Я только что задремал, подложив под голову холщовую сумку с остатками белья, но тотчас привычно вскакиваю. Осторожно потягиваюсь: сильно болят лопатки и кости таза — успел-таки отлежать.
Нас в камере человек двадцать — этапируемых из разных тюрем. Все мы можем сказать, откуда поступили, но не знаем, куда нас везут. Так, гадаем… и ждем.
Гремит замок. С надзирателем — корпусной со списком. Он с порога привычно четко и повелительно называет несколько фамилий. Никто не откликается. Чертыхнувшись, поспешно убегает. Дверь снова запирают. Мы спешим улечься.

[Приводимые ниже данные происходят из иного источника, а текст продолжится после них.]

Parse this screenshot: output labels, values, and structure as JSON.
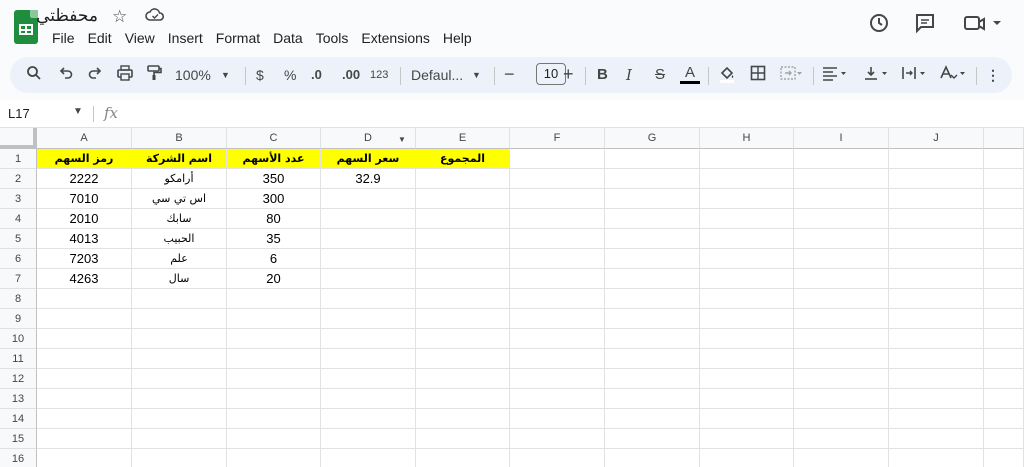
{
  "app": {
    "doc_title": "محفظتي",
    "menus": [
      "File",
      "Edit",
      "View",
      "Insert",
      "Format",
      "Data",
      "Tools",
      "Extensions",
      "Help"
    ]
  },
  "toolbar": {
    "zoom": "100%",
    "currency": "$",
    "percent": "%",
    "dec_decrease": ".0",
    "dec_increase": ".00",
    "number_format": "123",
    "font": "Defaul...",
    "font_size": "10",
    "bold": "B",
    "italic": "I",
    "strike": "S",
    "text_color": "A"
  },
  "formula_bar": {
    "cell_ref": "L17",
    "fx": "fx",
    "value": ""
  },
  "sheet": {
    "columns": [
      "A",
      "B",
      "C",
      "D",
      "E",
      "F",
      "G",
      "H",
      "I",
      "J"
    ],
    "rows": [
      "1",
      "2",
      "3",
      "4",
      "5",
      "6",
      "7",
      "8",
      "9",
      "10",
      "11",
      "12",
      "13",
      "14",
      "15",
      "16"
    ],
    "header_row": [
      "رمز السهم",
      "اسم الشركة",
      "عدد الأسهم",
      "سعر السهم",
      "المجموع"
    ],
    "data": [
      [
        "2222",
        "أرامكو",
        "350",
        "32.9",
        ""
      ],
      [
        "7010",
        "اس تي سي",
        "300",
        "",
        ""
      ],
      [
        "2010",
        "سابك",
        "80",
        "",
        ""
      ],
      [
        "4013",
        "الحبيب",
        "35",
        "",
        ""
      ],
      [
        "7203",
        "علم",
        "6",
        "",
        ""
      ],
      [
        "4263",
        "سال",
        "20",
        "",
        ""
      ]
    ],
    "highlight_color": "#ffff00"
  }
}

Снова кладу сумку в изголовье, бережно убираю очки и долго примащиваюсь, чтобы меньше врезались доски.
В потолке неяркая лампочка на голом шнуре, окна в решетках наглухо забраны козырьками, не разберешь, день ли, ночь ли. Я окончательно сбился со счета, но какое это имеет значение? Вот если бы удалось часок-другой поспать, было бы славно.
Необычное для тюрем отсутствие тишины. Ни на минуту не затихает шум шагов: то громкие, то отдаленные, они раздаются над головой, доносятся сбоку, как будто с лестниц; иногда топот наполняет коридор. Люди спешат мимо нашей двери, почти бегут. Мы зачем-то пытаемся определить, сколько прогнали мимо человек. Случается, кто-нибудь из проходящих прильнет на секунду к глазку, что-то второпях неразборчиво крикнет — какую-то фамилию. Все настораживаются.

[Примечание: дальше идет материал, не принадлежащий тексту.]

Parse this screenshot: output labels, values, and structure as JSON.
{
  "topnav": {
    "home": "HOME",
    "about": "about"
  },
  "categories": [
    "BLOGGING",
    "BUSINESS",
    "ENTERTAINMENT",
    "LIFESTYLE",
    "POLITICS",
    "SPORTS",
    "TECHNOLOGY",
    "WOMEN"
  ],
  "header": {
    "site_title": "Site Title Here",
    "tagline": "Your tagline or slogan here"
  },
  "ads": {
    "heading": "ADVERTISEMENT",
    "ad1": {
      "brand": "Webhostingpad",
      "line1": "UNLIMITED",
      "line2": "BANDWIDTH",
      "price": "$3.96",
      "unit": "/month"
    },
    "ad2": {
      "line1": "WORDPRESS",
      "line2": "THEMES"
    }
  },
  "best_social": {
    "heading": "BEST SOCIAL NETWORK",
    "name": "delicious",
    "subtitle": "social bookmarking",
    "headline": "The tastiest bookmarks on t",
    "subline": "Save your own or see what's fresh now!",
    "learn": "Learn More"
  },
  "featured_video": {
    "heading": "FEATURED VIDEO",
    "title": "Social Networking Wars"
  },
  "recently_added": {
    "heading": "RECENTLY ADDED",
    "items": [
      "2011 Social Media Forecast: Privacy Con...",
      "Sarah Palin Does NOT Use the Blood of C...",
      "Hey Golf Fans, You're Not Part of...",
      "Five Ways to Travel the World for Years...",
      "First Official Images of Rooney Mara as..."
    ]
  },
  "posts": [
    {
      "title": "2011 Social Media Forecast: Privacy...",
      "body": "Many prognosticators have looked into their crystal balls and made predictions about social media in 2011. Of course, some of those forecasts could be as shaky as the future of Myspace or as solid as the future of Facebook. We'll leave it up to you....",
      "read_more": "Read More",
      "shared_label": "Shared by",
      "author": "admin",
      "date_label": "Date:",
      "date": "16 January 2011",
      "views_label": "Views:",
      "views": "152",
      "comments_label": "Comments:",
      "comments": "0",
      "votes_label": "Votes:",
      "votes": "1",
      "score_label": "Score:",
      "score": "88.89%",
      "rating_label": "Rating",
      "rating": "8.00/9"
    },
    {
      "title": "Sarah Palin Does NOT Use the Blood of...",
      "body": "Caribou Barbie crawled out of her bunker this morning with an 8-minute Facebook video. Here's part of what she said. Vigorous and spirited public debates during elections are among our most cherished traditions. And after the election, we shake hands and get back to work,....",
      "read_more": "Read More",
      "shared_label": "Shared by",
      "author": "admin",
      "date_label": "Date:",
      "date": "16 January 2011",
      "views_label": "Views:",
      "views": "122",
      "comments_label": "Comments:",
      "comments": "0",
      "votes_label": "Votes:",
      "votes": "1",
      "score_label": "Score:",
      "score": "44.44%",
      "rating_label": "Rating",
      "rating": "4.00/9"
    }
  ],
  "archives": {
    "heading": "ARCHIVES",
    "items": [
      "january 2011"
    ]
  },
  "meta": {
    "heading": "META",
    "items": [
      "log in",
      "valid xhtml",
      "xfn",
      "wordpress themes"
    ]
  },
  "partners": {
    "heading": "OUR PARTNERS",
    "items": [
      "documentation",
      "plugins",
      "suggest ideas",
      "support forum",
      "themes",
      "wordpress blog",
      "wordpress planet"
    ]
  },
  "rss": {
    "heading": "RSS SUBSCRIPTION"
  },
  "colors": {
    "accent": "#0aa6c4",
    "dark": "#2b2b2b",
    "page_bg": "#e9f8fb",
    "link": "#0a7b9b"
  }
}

Наступает и наша очередь. Список на этот раз совпадает, и нас выводят из камеры; в коридоре бегло пересчитывают, ставят в пары и уводят: один надзиратель впереди партии, второй — сзади, подгоняет отстающих. Вверх-вниз по лестницам, вдоль длинных коридоров, опять лестница, снова коридор — уже в другом корпусе. Надзиратель коротко переговаривается с коридорным, тот лениво встает с табуретки, перебирает связку ключей и идет отпереть одну из камер. Мы быстро занимаем места. Те же нары, намордники на окнах, лампочка, свисающая с потолка, и параша. Кто-то развлекается, перечисляя номера камер, в которых уже перебывал за сутки… Еще не конец!